All myths tied to the central Easter story. I spent most Easters at my grandmother’s; I’m told my birth saved her life, coming so shortly after the loss of her husband. That’s one of many things I heard from her, or my father on the drive to Maryland, or my mother on the drive back. That Easter story had a damnable habit of changing.

There’s a 1981 Easter dinner, my Mom and Dad sitting at John Wiswell’s dining table, John telling his son he wasn’t good enough for his wife. In some versions he was joking; years later, after my mother divorced him, more versions pitted John as serious. I remember one Easter Story where he was so excited over the prospect of a grandson, arguing over the best place for him to be born, though I also recall one about him spending that morning in the basement workshop, alone, refusing to tell anyone what he was doing. The most common is the 1981 Easter dinner where a family member came out as gay, and John was so visibly shaken that he went upstairs to lie down. In every version of the Easter story he went upstairs to lie down, and he never returned.

It was a heart attack that left my grandmother a widow for my entire lifetime. She’s looking at her 95th birthday this summer. That’s one of the ways I mark my life: I’m the length of time that the sweet old lady has been without John Wiswell.

None of the John Wiswell Easters are necessarily true, but they combine to a very good primer on how people’s agendas define history. Even when I was too naïve to really doubt each contradictory tale, I understood they came because my father was particularly morose that weekend, or my grandmother felt particularly nostalgic, or from whatever was behind my aunt’s cloudy eyes. I appreciated and internalized all the myths.

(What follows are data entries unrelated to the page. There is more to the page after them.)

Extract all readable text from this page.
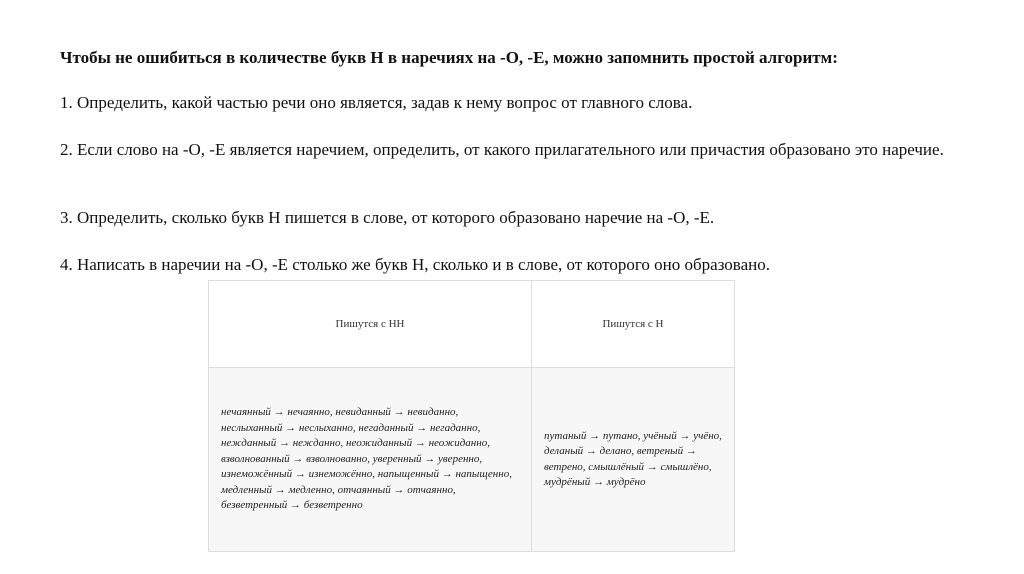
Чтобы не ошибиться в количестве букв Н в наречиях на -О, -Е, можно запомнить простой алгоритм:
1. Определить, какой частью речи оно является, задав к нему вопрос от главного слова.
2. Если слово на -О, -Е является наречием, определить, от какого прилагательного или причастия образовано это наречие.
3. Определить, сколько букв Н пишется в слове, от которого образовано наречие на -О, -Е.
4. Написать в наречии на -О, -Е столько же букв Н, сколько и в слове, от которого оно образовано.
Пишутся с НН	Пишутся с Н
нечаянный → нечаянно, невиданный → невиданно, неслыханный → неслыханно, негаданный → негаданно, нежданный → нежданно, неожиданный → неожиданно, взволнованный → взволнованно, уверенный → уверенно, изнеможённый → изнеможённо, напыщенный → напыщенно, медленный → медленно, отчаянный → отчаянно, безветренный → безветренно	путаный → путано, учёный → учёно, деланый → делано, ветреный → ветрено, смышлёный → смышлёно, мудрёный → мудрёно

Perhaps I internalized them too well. In recent years I’ve tended to fall very ill around Easter, and this mortality leads to inevitable morbidity. On a recent Easter, after having dinner with a wonderful lesbian couple, I actually had to excuse myself and go lie down. Staring at the plaster ceiling, uncertain if I could sit up, it was hard not to dwell on the myths of John Wiswell.

So around Easter I tend to fall ill, and I tend to grow grim. It’s not a gripe against Jesus, or my health, or even against any John Wiswell in particular. It is a long habit, no better than Samuel Clemens thinking he’d go out on the comet he rode in on. Actually, it’s worse – at least his was zany.

But contrary to a lot of secular thought, we don’t get to pick our myths. If this day means anything to you, then I wish your order of myths treats you well.